Delta, United Unlikely to Get AMR Slots, Official Says

Delta Air Lines Inc. and United Continental Holdings Inc. are unlikely to win U.S. approval to get the take-off and landing rights that American Airlines gave up to settle a lawsuit over its merger with US Airways Group Inc., a Justice Department lawyer said.

Renata Hesse, a senior official in the department’s antitrust division, reiterated today that the proposed settlement, which will allow AMR Corp.’s American to merge with US Airways, is designed to introduce competition at key airports by low-cost carriers.

“We’re not going to stop people from trying,” Hesse told reporters at a conference in Washington. “But it’s hard for me to see how Delta and United would qualify -- would meet that description.”

The merged airline must give up 104 flight slots at Reagan National Airport in Washington and 34 at New York’s LaGuardia Airport, along with smaller divestitures at five other airports, under the proposed settlement reached with the Justice Department Nov. 12. The agreement must be approved by a federal judge.

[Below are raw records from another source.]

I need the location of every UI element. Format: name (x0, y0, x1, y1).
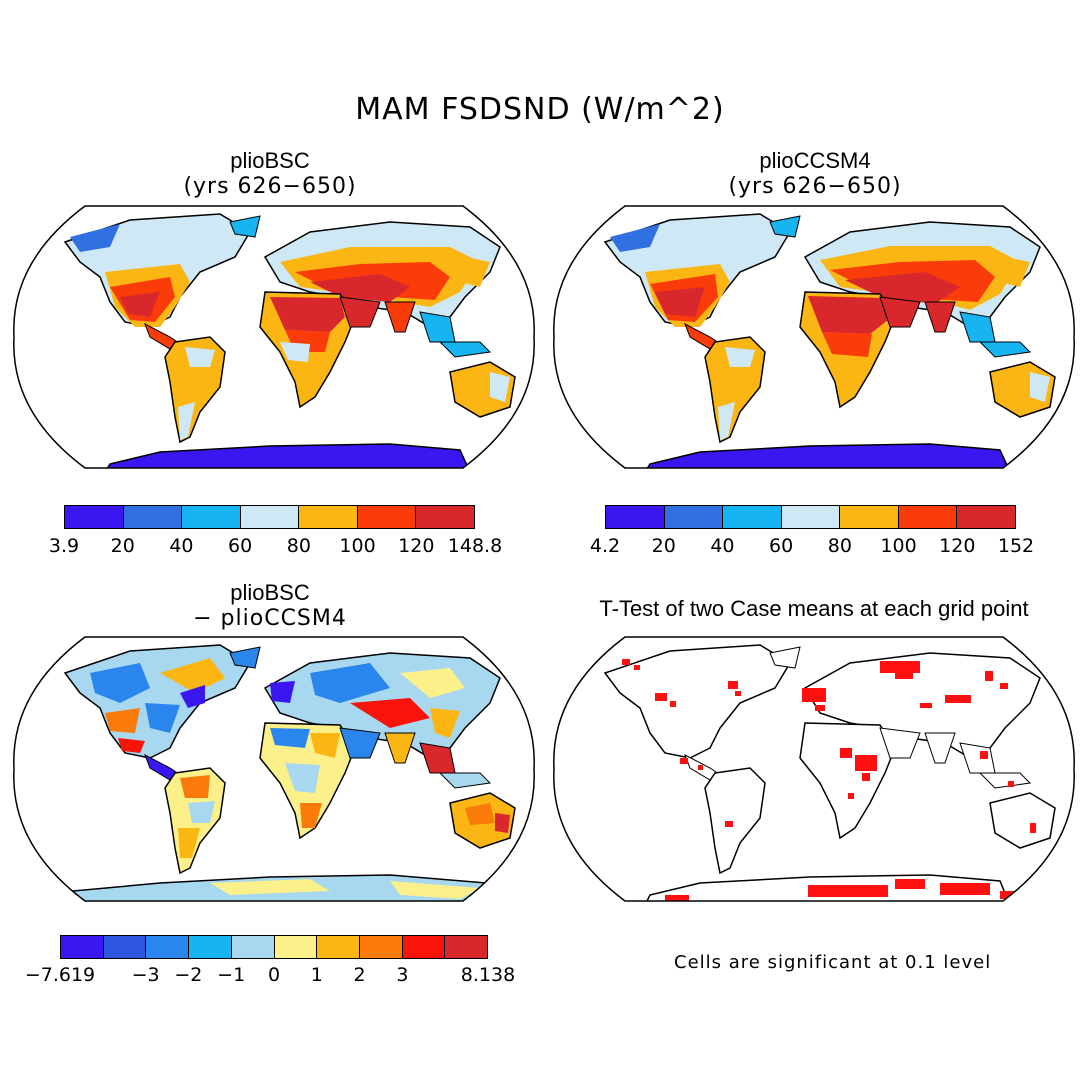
colorbar-tick-label: 20 (651, 535, 676, 557)
colorbar-tick-label: 148.8 (447, 535, 503, 557)
colorbar-swatch (299, 506, 358, 528)
colorbar-diff-ticks: −7.619 −3 −2 −1 0 1 2 3 8.138 (25, 964, 515, 986)
colorbar-tick-label: 3.9 (48, 535, 80, 557)
colorbar-tick-label: 1 (310, 964, 323, 986)
panel-2-subtitle: (yrs 626−650) (728, 174, 902, 199)
colorbar-tick-label: 80 (286, 535, 311, 557)
antarctica (643, 443, 1012, 468)
panel-2-title: plioCCSM4 (759, 148, 871, 173)
colorbar-diff (60, 935, 488, 959)
colorbar-swatch (445, 936, 488, 958)
colorbar-tick-label: −1 (217, 964, 246, 986)
colorbar-swatch (317, 936, 360, 958)
colorbar-tick-label: 120 (939, 535, 976, 557)
antarctica (103, 443, 472, 468)
colorbar-swatch (840, 506, 899, 528)
colorbar-swatch (606, 506, 665, 528)
panel-4-title: T-Test of two Case means at each grid po… (599, 596, 1029, 621)
colorbar-tick-label: −7.619 (24, 964, 96, 986)
colorbar-tick-label: 40 (169, 535, 194, 557)
panel-1-subtitle: (yrs 626−650) (183, 174, 357, 199)
colorbar-tick-label: −2 (174, 964, 203, 986)
map-difference (13, 636, 535, 902)
panel-3-subtitle: − plioCCSM4 (193, 606, 347, 631)
colorbar-swatch (402, 936, 446, 958)
map-plio-bsc (13, 205, 535, 469)
colorbar-swatch (359, 936, 403, 958)
colorbar-swatch (723, 506, 782, 528)
colorbar-ccsm4 (605, 505, 1016, 529)
colorbar-swatch (65, 506, 124, 528)
colorbar-tick-label: 40 (710, 535, 735, 557)
colorbar-swatch (416, 506, 475, 528)
colorbar-tick-label: 100 (339, 535, 376, 557)
colorbar-swatch (957, 506, 1016, 528)
colorbar-tick-label: 2 (353, 964, 366, 986)
colorbar-tick-label: 100 (880, 535, 917, 557)
colorbar-swatch (103, 936, 147, 958)
map-ttest (553, 636, 1075, 902)
colorbar-tick-label: 60 (228, 535, 253, 557)
panel-1-title: plioBSC (230, 148, 310, 173)
colorbar-tick-label: 60 (769, 535, 794, 557)
significance-note: Cells are significant at 0.1 level (674, 952, 992, 973)
colorbar-swatch (240, 506, 300, 528)
colorbar-swatch (664, 506, 724, 528)
colorbar-tick-label: 80 (827, 535, 852, 557)
panel-3-title: plioBSC (230, 580, 310, 605)
map-plio-ccsm4 (553, 205, 1075, 469)
colorbar-tick-label: 4.2 (589, 535, 621, 557)
colorbar-swatch (781, 506, 841, 528)
colorbar-tick-label: 3 (396, 964, 409, 986)
colorbar-swatch (274, 936, 318, 958)
colorbar-tick-label: 152 (997, 535, 1035, 557)
colorbar-swatch (146, 936, 190, 958)
colorbar-bsc (64, 505, 475, 529)
figure-title: MAM FSDSND (W/m^2) (355, 92, 725, 127)
colorbar-swatch (182, 506, 241, 528)
colorbar-tick-label: 20 (110, 535, 135, 557)
south-america (704, 767, 766, 875)
colorbar-tick-label: 8.138 (460, 964, 516, 986)
colorbar-bsc-ticks: 3.9 20 40 60 80 100 120 148.8 (49, 535, 502, 557)
north-america (603, 644, 792, 759)
colorbar-ccsm4-ticks: 4.2 20 40 60 80 100 120 152 (590, 535, 1034, 557)
colorbar-swatch (189, 936, 232, 958)
colorbar-swatch (231, 936, 275, 958)
colorbar-tick-label: −3 (131, 964, 160, 986)
australia (989, 792, 1056, 849)
colorbar-swatch (61, 936, 104, 958)
colorbar-tick-label: 120 (398, 535, 435, 557)
colorbar-tick-label: 0 (267, 964, 281, 986)
colorbar-swatch (357, 506, 417, 528)
colorbar-swatch (898, 506, 958, 528)
colorbar-swatch (123, 506, 183, 528)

The accord positions the airlines to complete their combination in December and bring Fort Worth, Texas-based American out of bankruptcy protection.

‘All Airlines’

Delta said in a statement yesterday that the U.S. should consider “all airlines” in the process of divesting slots. The Atlanta-based carrier said it wants the chance to bid for slots and facilities at Reagan and Dallas Love Field.

Delta said it believed that the Justice Department “should not predetermine what communities will receive service with Reagan National slots or Love Field gates, and that it shouldn’t exclude any airline from the opportunity to bid for them.”

Hesse’s comments echoed remarks that Bill Baer, the head of the antitrust division, made the day the settlement was announced. When asked whether Delta and United are eligible to acquire slots, he called low-cost carriers “a key part of the solution.”

Baer testified at a Senate hearing today that the Justice Department will talk to any carrier that can convince the department that it will compete aggressively with the divested slots and gates.

“We have some concerns about whether the legacy carriers are really going to offer that competitive dynamic,” he said.

The case is U.S. v. US Airways Group Inc., 13-cv-01236, U.S. District Court, District of Columbia (Washington).